Scènes de crime
LE BAL, PARIS-18E ; WWW.LE-BAL.FR. JUSQU’AU 30 AOÛT. CATALOGUE DE L’EXPOSITION, LE BAL/XAVIER BARRAL, 240 P., 45 EUROS.
Alphonse Bertillon était un fonctionnaire minutieux. Il a été l’un des initiateurs de l’anthropométrie judiciaire, technique qui donna naissance aux premiers fichiers de police. En 1903, il conçut également un dispositif de prise de vue destiné à immortaliser les scènes de crime. Le protocole est défini de manière rigoureuse : la chambre photographique, fixée sur un trépied, est placée à 2 mètres au-dessus du corps de la victime. L’image obtenue est ensuite fixée sur un support de carton portant des indications de mesures et d’échelle. On ne s’étonnera donc pas que ces clichés ouvrent cette exposition tout entière consacrée à « la construction de la preuve par l’image ». Il n’y a dans ce parcours ni artistes ni oeuvres mais des documents retraçant près d’un siècle d’investigations les plus diverses, qu’elles aient été menées par des historiens, des enquêteurs ou des chercheurs.
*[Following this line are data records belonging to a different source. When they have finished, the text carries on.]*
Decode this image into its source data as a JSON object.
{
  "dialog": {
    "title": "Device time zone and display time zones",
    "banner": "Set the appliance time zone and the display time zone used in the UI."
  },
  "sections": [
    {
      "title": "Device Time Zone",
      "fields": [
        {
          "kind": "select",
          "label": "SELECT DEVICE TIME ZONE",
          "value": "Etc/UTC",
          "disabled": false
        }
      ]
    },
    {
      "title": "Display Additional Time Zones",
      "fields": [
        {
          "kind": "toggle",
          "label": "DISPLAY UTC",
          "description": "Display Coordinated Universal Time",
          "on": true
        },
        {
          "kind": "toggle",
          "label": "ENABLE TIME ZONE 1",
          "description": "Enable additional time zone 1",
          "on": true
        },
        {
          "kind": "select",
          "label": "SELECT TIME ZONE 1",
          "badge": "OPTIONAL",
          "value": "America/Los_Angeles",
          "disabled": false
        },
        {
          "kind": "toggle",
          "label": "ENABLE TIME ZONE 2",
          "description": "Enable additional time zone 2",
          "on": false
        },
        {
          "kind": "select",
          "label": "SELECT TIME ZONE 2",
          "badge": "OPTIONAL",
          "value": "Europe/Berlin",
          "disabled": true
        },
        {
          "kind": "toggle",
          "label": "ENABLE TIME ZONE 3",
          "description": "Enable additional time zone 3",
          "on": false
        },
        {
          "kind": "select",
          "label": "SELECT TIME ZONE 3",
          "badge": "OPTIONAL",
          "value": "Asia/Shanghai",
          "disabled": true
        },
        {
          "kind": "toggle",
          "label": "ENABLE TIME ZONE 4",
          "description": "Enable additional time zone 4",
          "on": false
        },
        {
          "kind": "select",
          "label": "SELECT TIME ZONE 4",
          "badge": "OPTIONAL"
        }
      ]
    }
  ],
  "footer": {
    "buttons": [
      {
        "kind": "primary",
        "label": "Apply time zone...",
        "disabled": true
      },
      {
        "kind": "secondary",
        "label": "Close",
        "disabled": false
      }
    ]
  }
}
La photographie peut-elle être considérée comme une preuve irréfutable? Tout dépend de l’utilisation qui en est faite. On verra ainsi que les images du Saint Suaire de Turin (actuellement exposé dans la cathédrale de la ville italienne), pour détaillées qu’elles soient, ne permettent pas d’a rmer que l’on est en présence d’un tissu ayant recouvert le corps du Christ (l’analyse au carbone 14 a révélé que ce linceul datait du Moyen Age). Plus terrifiante est cette galerie de portraits de citoyens soviétiques. Au moment des purges staliniennes de 1937 et 1938 (plus de 700 000 morts), les prétendus opposants au régime étaient photographiés avant d’être fusillés. Sordide démarche : les clichés étaient remis aux pelotons d’exécution, qui pouvaient ainsi contrôler visuellement l’identité des suppliciés. Au lendemain de la guerre, l’image (en l’occurrence les films réalisés sous la direction de John Ford lors de la libération des camps) est pour la première fois utilisée comme élément de preuve, au procès de Nuremberg. Et, au milieu des années 1980, c’est la photographie encore qui va permettre, grâce aux travaux de l’anthropologue Clyde Snow, d’identifier le crâne du bourreau d’Auschwitz Josef Mengele. Présentés de manière très didactique, tous ces « dossiers » (auxquels il faut ajouter ceux évoquant les destructions à Gaza, une attaque de drone au Pakistan) posent la question de l’utilisation et de l’exploitation de la photographie. Des questions, donc. Et des réponses? On l’aura compris : il faut voir.